Diarize
Connect to Diarize to transcribe and diarize audio and video content from YouTube, X, Instagram, and TikTok. Submit transcription jobs and retrieve results in JSON, TXT, SRT, or VTT format.
Supports authentication: Bearer Token
Tool list
Section titled “Tool list”diarize_create_transcription_job
Section titled “diarize_create_transcription_job”Submit a new transcription and diarization job for an audio or video URL (YouTube, X, Instagram, TikTok). Returns a job ID that can be used to check status and download results.
| Name | Type | Required | Description |
|---|---|---|---|
language | string | No | Language code for transcription (e.g. ‘en’, ‘es’, ‘fr’). Defaults to auto-detection if not provided. |
num_speakers | integer | No | Expected number of speakers in the audio. Helps improve diarization accuracy. |
schema_version | string | No | Optional schema version to use for tool execution |
tool_version | string | No | Optional tool version to use for execution |
url | string | Yes | The URL of the audio or video content to transcribe (e.g. YouTube, X, Instagram, TikTok link) |
diarize_download_transcript
Section titled “diarize_download_transcript”Download the transcript output for a completed transcription job in JSON, TXT, SRT, or VTT format, including speaker diarization, segments, and word-level timestamps.

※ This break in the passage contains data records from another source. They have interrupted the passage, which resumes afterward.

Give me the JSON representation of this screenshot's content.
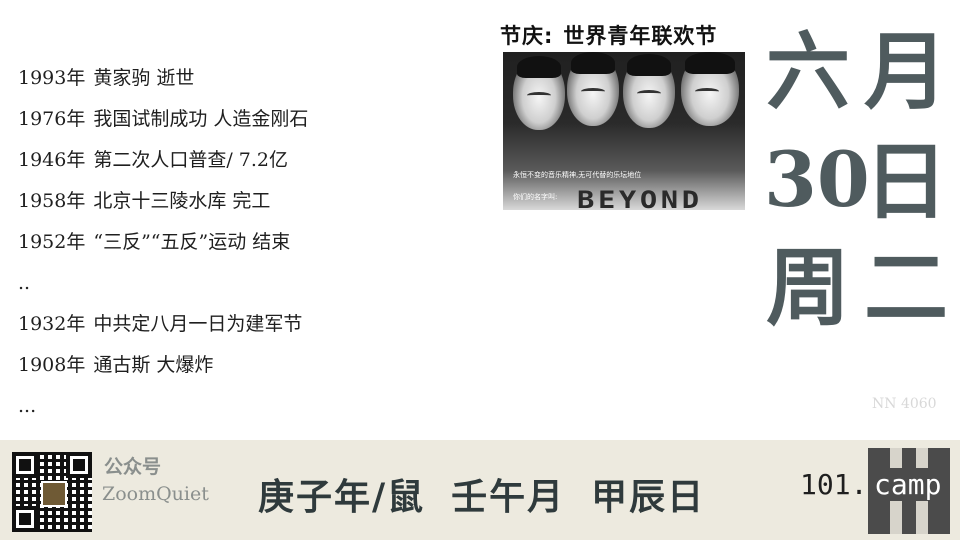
{
  "events": [
    {
      "year": "1993年",
      "text": "黄家驹 逝世"
    },
    {
      "year": "1976年",
      "text": "我国试制成功 人造金刚石"
    },
    {
      "year": "1946年",
      "text": "第二次人口普查/ 7.2亿"
    },
    {
      "year": "1958年",
      "text": "北京十三陵水库 完工"
    },
    {
      "year": "1952年",
      "text": "“三反”“五反”运动 结束"
    },
    {
      "year": "",
      "text": ".."
    },
    {
      "year": "1932年",
      "text": "中共定八月一日为建军节"
    },
    {
      "year": "1908年",
      "text": "通古斯 大爆炸"
    },
    {
      "year": "",
      "text": "..."
    }
  ],
  "festival": {
    "label": "节庆:",
    "name": "世界青年联欢节"
  },
  "photo": {
    "caption": "永恒不变的音乐精神,无可代替的乐坛地位",
    "logo_name": "你们的名字叫:",
    "logo": "BEYOND"
  },
  "date": {
    "month_num": "六",
    "month_label": "月",
    "day_num": "30",
    "day_label": "日",
    "week_label": "周",
    "week_value": "二"
  },
  "watermark": "NN 4060",
  "footer": {
    "account_label": "公众号",
    "account_name": "ZoomQuiet",
    "ganzhi_year": "庚子年/鼠",
    "ganzhi_month": "壬午月",
    "ganzhi_day": "甲辰日",
    "brand_number": "101.",
    "brand_word": "camp"
  },
  "colors": {
    "date_ink": "#4f5b5e",
    "footer_bg": "#edeadf",
    "brand_box": "#4b4b4b"
  }
}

| Name | Type | Required | Description |
|---|---|---|---|
format | string | No | Output format for the transcript. Supported formats: ‘json’, ‘txt’, ‘srt’, ‘vtt’. |
job_id | string | Yes | The unique ID of the completed transcription job |
schema_version | string | No | Optional schema version to use for tool execution |
tool_version | string | No | Optional tool version to use for execution |
diarize_get_job_status
Section titled “diarize_get_job_status”Retrieve the current status of a transcription job by its job ID. Returns job state (pending, processing, completed, failed), metadata, and an estimatedTime field (in seconds) indicating how long processing is expected to take. Use estimatedTime to determine polling frequency and max wait duration — for example, a 49-minute episode may have an estimatedTime of ~891s (~15 mins), so the agent should wait at least that long before giving up.
| Name | Type | Required | Description |
|---|---|---|---|
job_id | string | Yes | The unique ID of the transcription job to check |
schema_version | string | No | Optional schema version to use for tool execution |
tool_version | string | No | Optional tool version to use for execution |